By Soni Daniel, Northern Region Editor
ABUJA— The Debt Management Office, DMO, yesterday, raised N106 billion through the Federal Government of Nigeria, FGN, Bonds.
The funds raised will support the implementation of the Federal Government’s N7.44 trillion 2017 budget, which has an allocation of N2.36 trillion to capital expenditure.
The funds were raised after the DMO, in line with its mandate, conducted an Auction of FGN Bonds to provide funds for the implementation of the budget.
The bonds, the Debt Management Office said, were offered in three tenors of 5, 10 and 20 years to meet the needs of various investors.
The total subscription was N129 billion, representing 96 per cent of the amount offered. The 10 and 20-year Bonds were oversubscribed, showing investors preference for long-dated Bonds.

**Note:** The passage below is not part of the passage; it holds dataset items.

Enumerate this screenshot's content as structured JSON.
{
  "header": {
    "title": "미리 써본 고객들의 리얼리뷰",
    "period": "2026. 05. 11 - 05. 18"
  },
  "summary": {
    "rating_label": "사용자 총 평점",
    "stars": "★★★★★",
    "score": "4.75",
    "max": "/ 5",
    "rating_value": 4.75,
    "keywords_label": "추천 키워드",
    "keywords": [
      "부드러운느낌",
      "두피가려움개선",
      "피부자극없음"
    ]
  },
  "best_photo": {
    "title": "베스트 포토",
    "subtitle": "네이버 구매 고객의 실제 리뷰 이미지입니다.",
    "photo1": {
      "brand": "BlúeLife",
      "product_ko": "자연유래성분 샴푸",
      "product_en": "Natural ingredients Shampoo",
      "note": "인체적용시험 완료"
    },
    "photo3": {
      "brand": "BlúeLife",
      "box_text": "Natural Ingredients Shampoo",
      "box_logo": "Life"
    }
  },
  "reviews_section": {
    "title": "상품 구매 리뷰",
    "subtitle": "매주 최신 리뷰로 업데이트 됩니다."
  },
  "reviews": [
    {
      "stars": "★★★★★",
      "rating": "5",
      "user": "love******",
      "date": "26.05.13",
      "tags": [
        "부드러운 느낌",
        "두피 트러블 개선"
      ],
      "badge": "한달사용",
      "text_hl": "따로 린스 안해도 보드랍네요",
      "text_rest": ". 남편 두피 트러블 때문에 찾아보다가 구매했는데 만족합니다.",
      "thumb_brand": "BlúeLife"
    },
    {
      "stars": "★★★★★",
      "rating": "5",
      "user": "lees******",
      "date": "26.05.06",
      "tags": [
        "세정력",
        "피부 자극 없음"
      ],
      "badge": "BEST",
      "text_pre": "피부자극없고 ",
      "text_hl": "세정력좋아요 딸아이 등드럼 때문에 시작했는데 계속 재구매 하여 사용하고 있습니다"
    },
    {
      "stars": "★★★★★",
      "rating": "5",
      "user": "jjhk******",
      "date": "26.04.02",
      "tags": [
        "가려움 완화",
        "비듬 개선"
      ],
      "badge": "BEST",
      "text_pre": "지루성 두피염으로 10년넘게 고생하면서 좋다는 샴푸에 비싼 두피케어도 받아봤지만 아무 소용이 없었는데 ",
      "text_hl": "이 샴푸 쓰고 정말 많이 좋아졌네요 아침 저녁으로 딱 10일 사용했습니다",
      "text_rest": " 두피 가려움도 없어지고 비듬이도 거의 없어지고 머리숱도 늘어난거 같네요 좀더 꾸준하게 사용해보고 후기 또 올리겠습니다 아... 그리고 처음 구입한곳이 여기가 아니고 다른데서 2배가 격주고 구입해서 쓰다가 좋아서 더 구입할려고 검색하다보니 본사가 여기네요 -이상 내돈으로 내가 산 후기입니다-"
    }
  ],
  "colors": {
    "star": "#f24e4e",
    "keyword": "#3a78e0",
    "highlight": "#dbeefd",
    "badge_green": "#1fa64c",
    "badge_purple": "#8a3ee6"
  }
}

Based on the bids received at the Auction, the DMO allotted a total of N106 billion and the rates were 16.24 per cent for the 5-year, 16.25 per cent for the 10-year and 16.2514 per cent for the 20-year Bond.
The 2017 budget is an integral part of the Economic Recovery and Growth Plan, ERGP.
While there’s noticeable alignment between the Federal Government budget and the ERGP, full implementation of capital projects in the budget is critical to achieving the desired development and recovery.
Analysts said the budget is a catalyst for economic recovery and is expected to help stimulate the economy, build infrastructure, deliver growth and will be implemented based on resources from government revenue and borrowing.
The highlight of the budget also showed that the Ministry of Power, Works and Housing got the highest vote of N586.54 billion.
The Transport Ministry got N256.52 billion and Education and Health ministries were allocated N455.41 billion and N308.46 billion respectively.
Allocations to Power, Works & Housing and Transport show serious intention to develop infrastructure and the proceeds from the DMO-issued bonds is expected to help in achieving this objective.